動物を演じることについては「動物といっても、心の動きは人と同じ。本当はしゃべらないものが、しゃべっているところに面白みがある。飾りを付けながら、(いかに)リアリティーを出すかが醍醐味(だいごみ)ですね。体は小さいけど、エネルギーがギュッと集まっているイメージ。(演技が)ちょっとオーバーになるところはあるかもしれません」と話す。
英語版はギジェットの声優を米女優のジェニー・スレイトさんが務めた。沢城さんは、スレイトさんの声について「ハスキーかつセクシーな中低音だった」と感じたといい、「ギジェットを見ていると、可愛い声で演じたい!と思ったのですが、演出の方には『大人の女性というところは残したい』と言われました。うまく着地点が見つかっていればいいのですが」と語る。
沢城さんは、アニメだけでなく、映画や海外ドラマの吹き替え声優としても活躍している。以前は吹き替えとアニメの違いに悩んだこともあったというが、先輩である声優の山寺宏一さんの言葉をきっかけに気付いたことがあったという。沢城さんは「17歳くらいの時、アニメの現場では子役っぽい、吹き替えの現場ではアニメっぽいと言われていて、居場所は、どこにあるんだろう?と悩んでいた。山寺さんに、アニメと吹き替えの違いについて質問したことがあって、『関係ないよ。作品ごとだよ』と言われ、その通りだと感じました。
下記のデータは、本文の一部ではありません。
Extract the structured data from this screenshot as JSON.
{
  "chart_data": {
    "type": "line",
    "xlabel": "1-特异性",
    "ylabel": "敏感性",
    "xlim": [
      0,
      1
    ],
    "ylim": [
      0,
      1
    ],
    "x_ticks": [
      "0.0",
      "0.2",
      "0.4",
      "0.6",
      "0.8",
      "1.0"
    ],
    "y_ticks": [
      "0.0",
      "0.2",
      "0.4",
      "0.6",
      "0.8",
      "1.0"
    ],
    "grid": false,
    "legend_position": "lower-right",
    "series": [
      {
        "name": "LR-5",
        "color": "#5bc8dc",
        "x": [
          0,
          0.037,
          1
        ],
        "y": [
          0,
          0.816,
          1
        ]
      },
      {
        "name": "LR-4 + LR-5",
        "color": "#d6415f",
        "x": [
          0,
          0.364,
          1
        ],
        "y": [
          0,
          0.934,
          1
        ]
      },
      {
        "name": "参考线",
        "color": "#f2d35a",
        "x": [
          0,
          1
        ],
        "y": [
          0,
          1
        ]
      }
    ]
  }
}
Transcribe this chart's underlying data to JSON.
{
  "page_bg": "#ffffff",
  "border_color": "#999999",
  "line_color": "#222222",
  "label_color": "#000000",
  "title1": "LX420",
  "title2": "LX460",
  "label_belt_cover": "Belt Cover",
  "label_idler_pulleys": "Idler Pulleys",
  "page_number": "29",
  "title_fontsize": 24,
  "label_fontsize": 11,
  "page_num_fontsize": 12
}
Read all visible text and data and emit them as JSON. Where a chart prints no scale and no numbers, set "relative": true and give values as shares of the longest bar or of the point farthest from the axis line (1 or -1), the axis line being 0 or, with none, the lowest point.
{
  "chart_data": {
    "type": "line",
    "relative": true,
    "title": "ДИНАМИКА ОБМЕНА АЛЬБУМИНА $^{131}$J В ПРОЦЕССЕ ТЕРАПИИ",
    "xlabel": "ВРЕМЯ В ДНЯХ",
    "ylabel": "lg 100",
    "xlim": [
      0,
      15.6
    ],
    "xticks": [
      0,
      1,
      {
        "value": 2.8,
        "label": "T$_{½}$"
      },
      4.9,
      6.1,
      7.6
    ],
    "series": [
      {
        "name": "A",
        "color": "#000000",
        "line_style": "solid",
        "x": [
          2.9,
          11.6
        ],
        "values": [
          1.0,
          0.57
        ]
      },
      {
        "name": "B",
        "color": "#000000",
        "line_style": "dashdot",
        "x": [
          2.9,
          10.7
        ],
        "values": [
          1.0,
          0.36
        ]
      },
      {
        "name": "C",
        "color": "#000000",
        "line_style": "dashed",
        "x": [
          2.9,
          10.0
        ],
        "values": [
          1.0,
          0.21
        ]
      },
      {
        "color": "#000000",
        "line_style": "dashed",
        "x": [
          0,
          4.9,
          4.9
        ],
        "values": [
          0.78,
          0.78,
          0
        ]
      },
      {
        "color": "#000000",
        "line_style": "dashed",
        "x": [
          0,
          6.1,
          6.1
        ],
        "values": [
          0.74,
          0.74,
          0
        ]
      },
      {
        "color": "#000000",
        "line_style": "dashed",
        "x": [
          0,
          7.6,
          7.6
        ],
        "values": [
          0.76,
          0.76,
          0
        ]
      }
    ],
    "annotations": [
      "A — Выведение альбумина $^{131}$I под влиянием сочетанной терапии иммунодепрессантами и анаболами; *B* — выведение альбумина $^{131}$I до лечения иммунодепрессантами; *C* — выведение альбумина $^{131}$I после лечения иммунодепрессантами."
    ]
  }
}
すごく心に残る一言でした」と明かす。
沢城さんは数々のアニメに出演している人気声優で“演技派”と呼ばれているが、インタビュー中は何度も「まだまだ試行錯誤中です」という言葉を口にしていた。「14歳のころから、とにかく明日の台本に一生懸命に取り組もうとやってきたら、今日になっていました。憧れている人にあって、自分にないものを埋めていくことを続けてきました。できていないことを一つ一つやってきたら、この年になってしまったんですね(笑い)」と語るように、演技に向き合う姿勢はストイックそのものだ。
「吹き替えは、最初から日本語をしゃべっているみたい……となるのが醍醐味。いつかそういう出会いができれば幸せですよね」と話す沢城さん。「ペット」の演技はもちろん、「試行錯誤」する中で変化していくであろう今後の活躍も注目される。